Developed with Carlos Scheidegger from the University of Arizona, algebraic visualization is based around the central rule that changes in the data should be reflected by perceptually equivalent changes in the graphic. By providing a new “working vocabulary,” it gives scientists and other people who work with complex data a new strategy to make sure their visualizations make sense.

“We’re tying together recent work on perception with the tools and applications of visualization,” Kindlmann said. “We hope this empowers everyone who uses data to create good visualizations, with a way of mathematical thinking that allows people to test different variations out.”

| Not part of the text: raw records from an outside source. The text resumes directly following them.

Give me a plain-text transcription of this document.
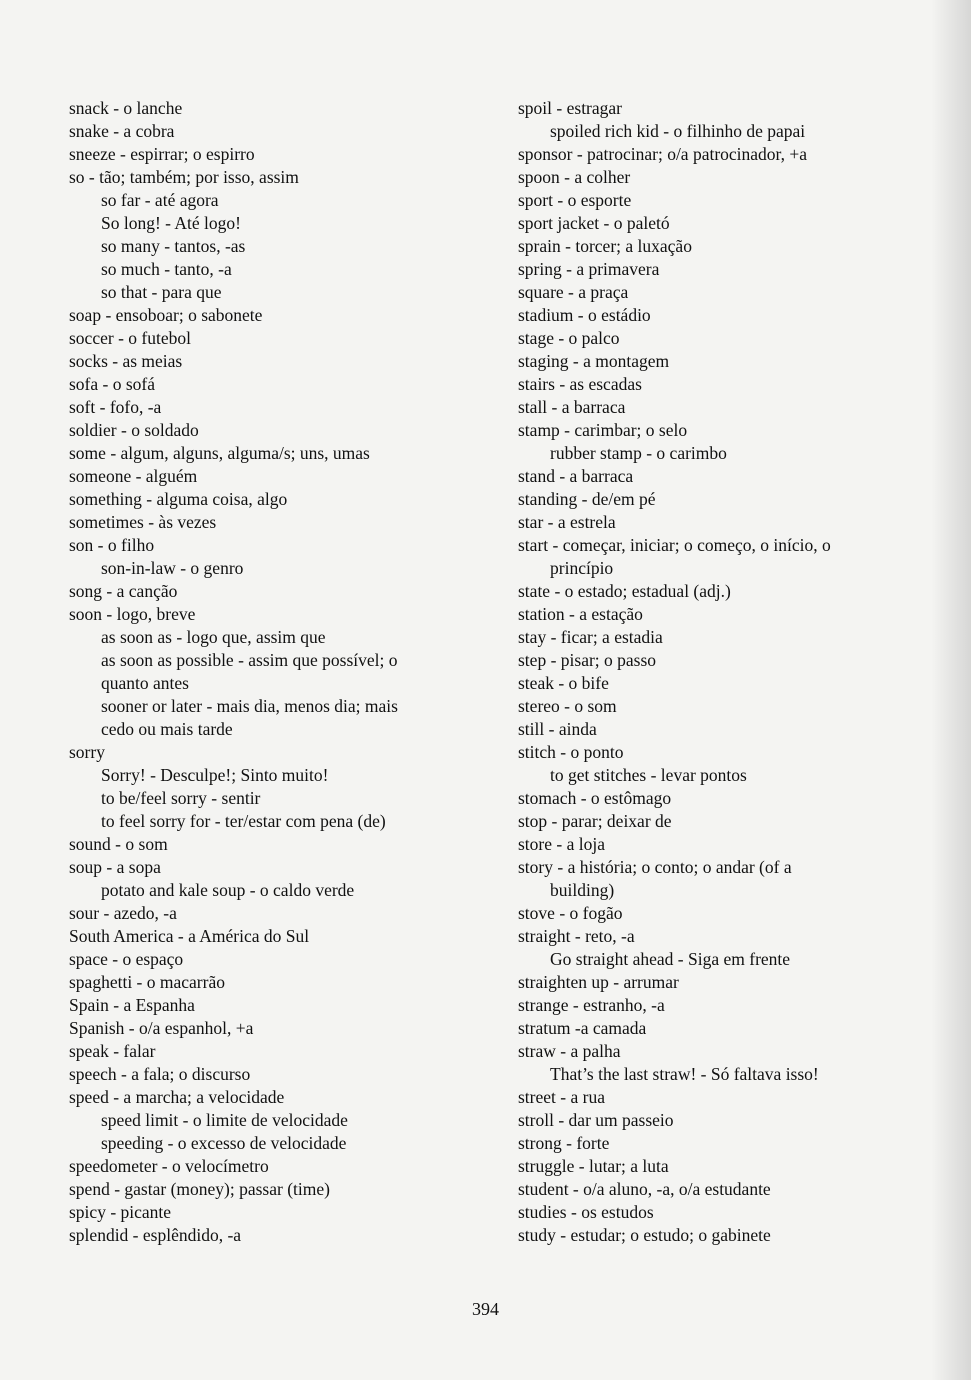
snack - o lanche
snake - a cobra
sneeze - espirrar; o espirro
so - tão; também; por isso, assim
so far - até agora
So long! - Até logo!
so many - tantos, -as
so much - tanto, -a
so that - para que
soap - ensoboar; o sabonete
soccer - o futebol
socks - as meias
sofa - o sofá
soft - fofo, -a
soldier - o soldado
some - algum, alguns, alguma/s; uns, umas
someone - alguém
something - alguma coisa, algo
sometimes - às vezes
son - o filho
son-in-law - o genro
song - a canção
soon - logo, breve
as soon as - logo que, assim que
as soon as possible - assim que possível; o
quanto antes
sooner or later - mais dia, menos dia; mais
cedo ou mais tarde
sorry
Sorry! - Desculpe!; Sinto muito!
to be/feel sorry - sentir
to feel sorry for - ter/estar com pena (de)
sound - o som
soup - a sopa
potato and kale soup - o caldo verde
sour - azedo, -a
South America - a América do Sul
space - o espaço
spaghetti - o macarrão
Spain - a Espanha
Spanish - o/a espanhol, +a
speak - falar
speech - a fala; o discurso
speed - a marcha; a velocidade
speed limit - o limite de velocidade
speeding - o excesso de velocidade
speedometer - o velocímetro
spend - gastar (money); passar (time)
spicy - picante
splendid - esplêndido, -a
spoil - estragar
spoiled rich kid - o filhinho de papai
sponsor - patrocinar; o/a patrocinador, +a
spoon - a colher
sport - o esporte
sport jacket - o paletó
sprain - torcer; a luxação
spring - a primavera
square - a praça
stadium - o estádio
stage - o palco
staging - a montagem
stairs - as escadas
stall - a barraca
stamp - carimbar; o selo
rubber stamp - o carimbo
stand - a barraca
standing - de/em pé
star - a estrela
start - começar, iniciar; o começo, o início, o
princípio
state - o estado; estadual (adj.)
station - a estação
stay - ficar; a estadia
step - pisar; o passo
steak - o bife
stereo - o som
still - ainda
stitch - o ponto
to get stitches - levar pontos
stomach - o estômago
stop - parar; deixar de
store - a loja
story - a história; o conto; o andar (of a
building)
stove - o fogão
straight - reto, -a
Go straight ahead - Siga em frente
straighten up - arrumar
strange - estranho, -a
stratum -a camada
straw - a palha
That’s the last straw! - Só faltava isso!
street - a rua
stroll - dar um passeio
strong - forte
struggle - lutar; a luta
student - o/a aluno, -a, o/a estudante
studies - os estudos
study - estudar; o estudo; o gabinete
394
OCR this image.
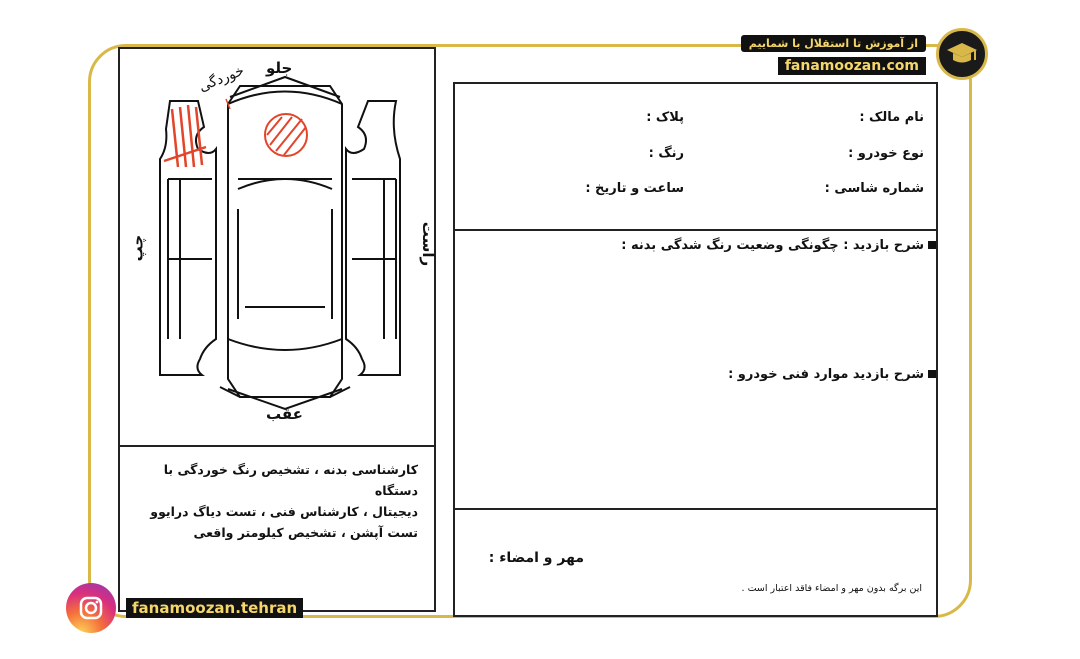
از آموزش تا استقلال با شماییم
fanamoozan.com
جلو
عقب
چپ	راست
خوردگی
کارشناسی بدنه ، تشخیص رنگ خوردگی با دستگاه
دیجیتال ، کارشناس فنی ، تست دیاگ درایوو
تست آپشن ، تشخیص کیلومتر واقعی
نام مالک :
پلاک :
نوع خودرو :
رنگ :
شماره شاسی :
ساعت و تاریخ :
شرح بازدید : چگونگی وضعیت رنگ شدگی بدنه :
شرح بازدید موارد فنی خودرو :
مهر و امضاء :
این برگه بدون مهر و امضاء فاقد اعتبار است .
fanamoozan.tehran
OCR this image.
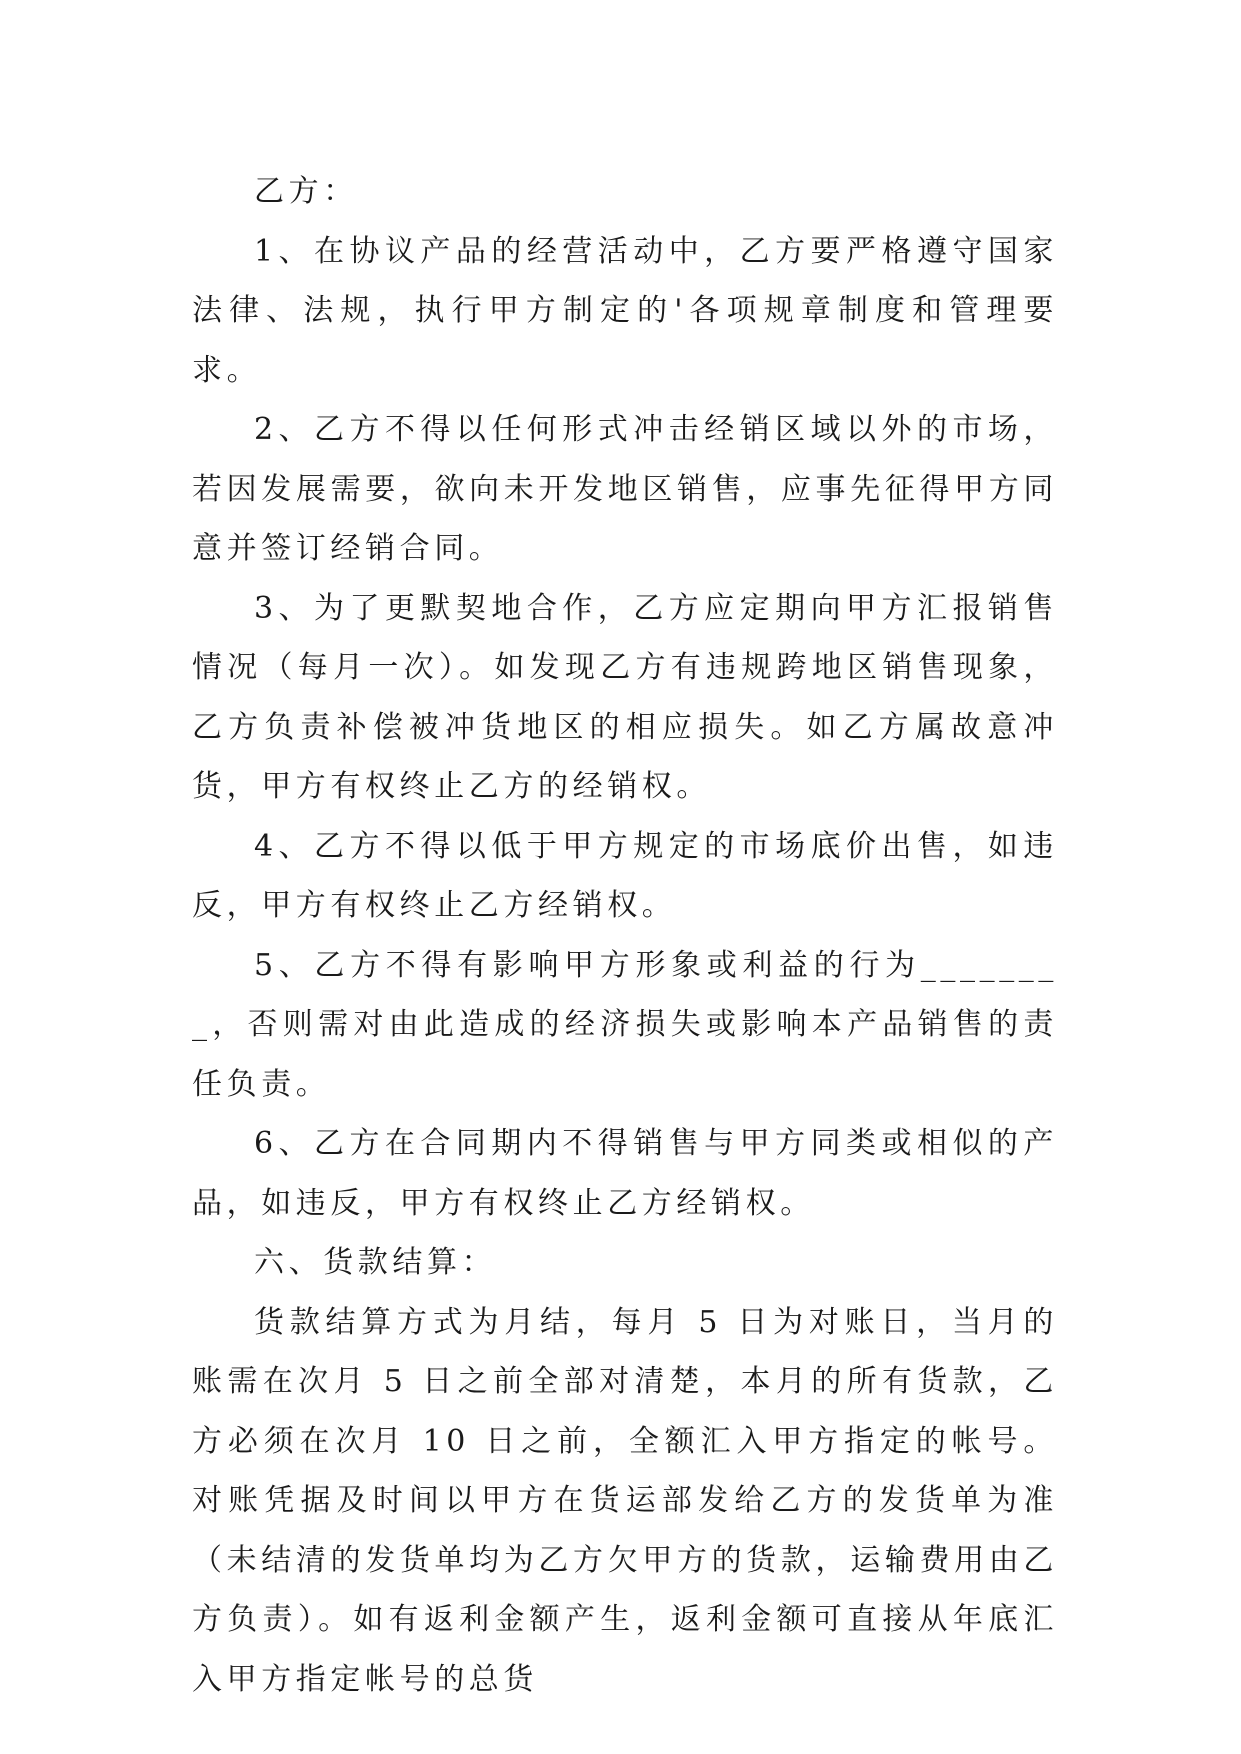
乙方：

1、在协议产品的经营活动中，乙方要严格遵守国家法律、法规，执行甲方制定的'各项规章制度和管理要求。

2、乙方不得以任何形式冲击经销区域以外的市场，若因发展需要，欲向未开发地区销售，应事先征得甲方同意并签订经销合同。

3、为了更默契地合作，乙方应定期向甲方汇报销售情况（每月一次）。如发现乙方有违规跨地区销售现象，乙方负责补偿被冲货地区的相应损失。如乙方属故意冲货，甲方有权终止乙方的经销权。

4、乙方不得以低于甲方规定的市场底价出售，如违反，甲方有权终止乙方经销权。

5、乙方不得有影响甲方形象或利益的行为________，否则需对由此造成的经济损失或影响本产品销售的责任负责。

6、乙方在合同期内不得销售与甲方同类或相似的产品，如违反，甲方有权终止乙方经销权。

六、货款结算：

货款结算方式为月结，每月 5 日为对账日，当月的账需在次月 5 日之前全部对清楚，本月的所有货款，乙方必须在次月 10 日之前，全额汇入甲方指定的帐号。对账凭据及时间以甲方在货运部发给乙方的发货单为准（未结清的发货单均为乙方欠甲方的货款，运输费用由乙方负责）。如有返利金额产生，返利金额可直接从年底汇入甲方指定帐号的总货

In an online primer on the theory, Kindlmann and Scheidegger give examples of what they call “confusers” and “jumblers” — visualization choices that fail to accurately communicate changes in data. Using a 2014 county-level election map of Virginia, they demonstrate how different color schemes can represent the actual election results well, but fail under other circumstances, such as when the results are reversed or narrowed.

algviz-redblue.jpg

For example, a simple red-blue colormap does not change whether the margin of victory in each county was 10% or 1%, a “confuser” that fails to communicate the closeness of each race. A red-purple-blue colormap fixes that problem, but when the data is “flipped” (eg a 55-45 race is changed to 45-55), it is hard to tell the difference before-and-after, since close races are represented by hard to distinguish shades of purple. This dilemma represents a “jumbler,” where the data change is hard to track with human perception. (A red-gray-blue colormap, as seen at the top of this article, fixes both these problems.)

algviz-purple.jpg

Algebraically, these flaws can be depicted as a mismatch between the variables alpha and omega. A change in alpha (the data) should be accompanied by an equivalent change in omega (the visualization). If that’s not the case, then more work is needed to create an optimal visualization.

What may sound like common sense is a paradigm shift for the field of visualization, which has historically operated on subjective opinions of the “best” practices instead of mathematically-based rules. Visualization software or online tools will often present users with pre-determined color schemes and templates, without much explanation about why they were chosen or under what conditions they are best used. As a result, many people go with what designs look best, without considering the potential for confusers and jumblers to create inaccurate or misleading visualizations.

At the moment, algebraic visualization is just a theory, a new perspective and framework for the field and a guiding principle for further research on human perception and the accurate communication of information. But some previous attempts to create theories of visualization have eventually resulted in software, such as Tableau, or programming libraries, such as ggplot2, that translate a philosophy of graphic design into a user-friendly tool for visualizing data. Kindlmann said that any such applications of his work with Scheidegger are in the distant future, but that new, mathematically-based visualization tools will be increasingly important as researchers work with larger and more complex sets of data.

“We need visualizations not just for more data, but for more kinds of data,” Kindlmann said. “We need to create new kinds of visualizations and new tools to make them quickly and easily.”